When George Honeyman rose at the back post to nod home Lynden Gooch’s cross, the atmosphere became electric.
After giving away a soft goal early in the second half, Lucas Joao firing home from Atdhe Nuhiu’s knock-down, they were level again and looked be poised to press home the momentum.
Coleman has taken the handbrake off his side over the Easter weekend, and they had performed well for the most part.
Creating chances, committing bodies forward, building overlaps for the full-backs.
What followed in the final half hour was a crushing reality check. Old deficiencies coming back to haunt the Black Cats, a lack of presence in their own area and a myriad of individual errors.
Lee Camp had invited pressure on his defence with a poor clearance for the opening goal, and the second came as a free-kick across goal was dealt with by nobody.

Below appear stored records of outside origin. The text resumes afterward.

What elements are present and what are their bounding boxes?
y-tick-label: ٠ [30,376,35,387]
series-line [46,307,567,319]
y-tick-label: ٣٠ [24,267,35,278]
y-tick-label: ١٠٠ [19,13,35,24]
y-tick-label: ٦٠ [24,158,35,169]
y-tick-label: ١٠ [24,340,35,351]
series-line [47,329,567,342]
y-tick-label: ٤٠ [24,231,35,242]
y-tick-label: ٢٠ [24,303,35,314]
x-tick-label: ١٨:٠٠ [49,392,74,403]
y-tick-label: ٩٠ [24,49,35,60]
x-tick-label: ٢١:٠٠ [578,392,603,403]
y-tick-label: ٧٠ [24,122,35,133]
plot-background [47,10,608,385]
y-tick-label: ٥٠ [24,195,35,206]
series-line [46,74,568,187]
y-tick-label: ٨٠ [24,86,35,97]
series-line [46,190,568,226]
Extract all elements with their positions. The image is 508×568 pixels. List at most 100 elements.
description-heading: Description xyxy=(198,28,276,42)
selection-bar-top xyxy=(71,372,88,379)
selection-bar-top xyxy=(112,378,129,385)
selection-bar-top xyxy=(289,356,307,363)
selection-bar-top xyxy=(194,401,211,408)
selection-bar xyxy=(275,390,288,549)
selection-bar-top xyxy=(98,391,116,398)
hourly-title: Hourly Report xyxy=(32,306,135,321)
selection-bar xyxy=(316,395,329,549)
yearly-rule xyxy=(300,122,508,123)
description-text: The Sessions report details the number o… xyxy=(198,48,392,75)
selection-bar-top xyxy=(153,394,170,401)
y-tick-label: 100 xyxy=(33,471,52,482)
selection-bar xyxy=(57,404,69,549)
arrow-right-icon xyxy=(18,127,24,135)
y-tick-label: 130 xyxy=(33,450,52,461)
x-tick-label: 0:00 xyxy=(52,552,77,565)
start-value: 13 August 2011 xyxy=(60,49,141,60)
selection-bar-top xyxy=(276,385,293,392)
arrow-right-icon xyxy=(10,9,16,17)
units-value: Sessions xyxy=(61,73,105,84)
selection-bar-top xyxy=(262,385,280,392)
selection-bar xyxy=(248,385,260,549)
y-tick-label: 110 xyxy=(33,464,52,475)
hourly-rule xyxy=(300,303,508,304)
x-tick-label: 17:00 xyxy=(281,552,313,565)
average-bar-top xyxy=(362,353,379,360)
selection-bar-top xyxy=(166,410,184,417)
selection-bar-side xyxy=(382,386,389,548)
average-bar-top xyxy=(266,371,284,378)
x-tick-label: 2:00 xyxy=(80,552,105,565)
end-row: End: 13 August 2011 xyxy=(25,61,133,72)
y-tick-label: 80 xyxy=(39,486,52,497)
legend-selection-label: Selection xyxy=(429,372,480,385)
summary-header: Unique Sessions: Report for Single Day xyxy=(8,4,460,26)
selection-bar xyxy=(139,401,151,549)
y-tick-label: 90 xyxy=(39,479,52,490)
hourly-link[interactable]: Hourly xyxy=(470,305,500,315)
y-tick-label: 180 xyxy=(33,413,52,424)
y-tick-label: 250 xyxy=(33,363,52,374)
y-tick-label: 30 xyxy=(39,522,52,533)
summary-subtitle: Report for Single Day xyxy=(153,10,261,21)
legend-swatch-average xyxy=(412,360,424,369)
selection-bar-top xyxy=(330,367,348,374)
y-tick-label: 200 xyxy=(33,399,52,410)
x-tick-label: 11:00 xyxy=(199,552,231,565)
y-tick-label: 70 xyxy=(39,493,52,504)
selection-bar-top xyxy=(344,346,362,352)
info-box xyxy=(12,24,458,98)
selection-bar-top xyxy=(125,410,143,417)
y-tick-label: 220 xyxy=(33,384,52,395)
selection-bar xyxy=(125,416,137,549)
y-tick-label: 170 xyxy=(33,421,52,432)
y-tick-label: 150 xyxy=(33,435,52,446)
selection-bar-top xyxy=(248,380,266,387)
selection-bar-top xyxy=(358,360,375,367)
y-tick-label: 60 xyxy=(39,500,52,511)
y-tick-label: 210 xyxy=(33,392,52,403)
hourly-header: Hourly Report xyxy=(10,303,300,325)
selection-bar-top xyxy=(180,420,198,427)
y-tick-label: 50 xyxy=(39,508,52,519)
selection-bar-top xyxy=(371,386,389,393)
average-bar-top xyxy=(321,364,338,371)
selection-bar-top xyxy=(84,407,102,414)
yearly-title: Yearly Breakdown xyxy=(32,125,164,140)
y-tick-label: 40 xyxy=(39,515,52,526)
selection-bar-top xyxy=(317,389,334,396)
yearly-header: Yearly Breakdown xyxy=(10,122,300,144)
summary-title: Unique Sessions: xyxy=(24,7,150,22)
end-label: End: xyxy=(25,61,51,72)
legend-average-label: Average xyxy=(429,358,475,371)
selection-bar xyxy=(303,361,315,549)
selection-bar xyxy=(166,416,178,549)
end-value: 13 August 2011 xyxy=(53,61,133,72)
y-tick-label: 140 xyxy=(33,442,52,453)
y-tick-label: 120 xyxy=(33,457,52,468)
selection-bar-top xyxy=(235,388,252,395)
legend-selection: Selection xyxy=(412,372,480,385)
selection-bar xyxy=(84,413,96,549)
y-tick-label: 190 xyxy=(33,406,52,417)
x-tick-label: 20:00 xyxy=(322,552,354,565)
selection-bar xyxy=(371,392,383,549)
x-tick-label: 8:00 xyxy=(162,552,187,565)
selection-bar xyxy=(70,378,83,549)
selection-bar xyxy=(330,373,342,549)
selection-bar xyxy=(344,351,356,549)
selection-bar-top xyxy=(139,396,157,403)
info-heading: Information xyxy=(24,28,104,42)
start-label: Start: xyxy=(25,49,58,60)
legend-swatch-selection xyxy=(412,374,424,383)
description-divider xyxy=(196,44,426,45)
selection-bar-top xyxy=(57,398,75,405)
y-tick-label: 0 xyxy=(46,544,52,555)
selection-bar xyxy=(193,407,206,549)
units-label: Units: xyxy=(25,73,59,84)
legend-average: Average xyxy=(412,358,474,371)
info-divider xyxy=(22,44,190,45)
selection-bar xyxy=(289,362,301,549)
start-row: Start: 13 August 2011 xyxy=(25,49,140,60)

Tom Lees drifted unmarked into space and had the easiest finish.
The third was a similar story, Lucas Joao beating his marker to head at goal. Camp could not deal with it convincingly and Nuhiu had an easy finish.
In the blink of an eye hopes of a revival emphatically extinguished.
Luck had not been on Sunderland’s side, it must be said.
Lee Cattermole hit the post with a brilliant effort shortly after Wednesday retook the lead. Within moments, Gooch had been tripped in the box by Barry Bannan but play was somehow waved on.
Even Wednesday boss Jos Luhukay admitted his team had got away with one.
Coleman described it as an ‘incredible’ mistake.
It would have been a different game, certainly. Bannan would most likely have received a second yellow card and in front of a fevered support, Sunderland would have had twenty minutes and an extra man to try and find a winner.
Still, it is no coincidence that this afternoon saw Sunderland reclaim the worst defensive record in the division.
They have now conceded a remarkable 72 goals, so many of them self-inflicted.
As Coleman regularly says, his team have a habit of gifting easy goals to the opposition. They rarely get them in return.
The goalkeeper has changed six times this season, and after this showing, you would not bet against it becoming seven in the near future.
For all Sunderland’s positive attacking play, and Lynden Gooch was impressive again, those deficiencies in their own box continue to push them closer to the Championship drop.
It looks a lost cause now.
Birmingham City have the chance to shut the door tomorrow night by going eight points clear, leaving Sunderland needing three wins from six to even give themselves a chance of surviving.
If Coleman has found a formula that looks like it might be able to deliver the goals required, he just does not have the options to keep them out at the other end. That is a story of mismanagement and under-investment that he looks unable to overcome.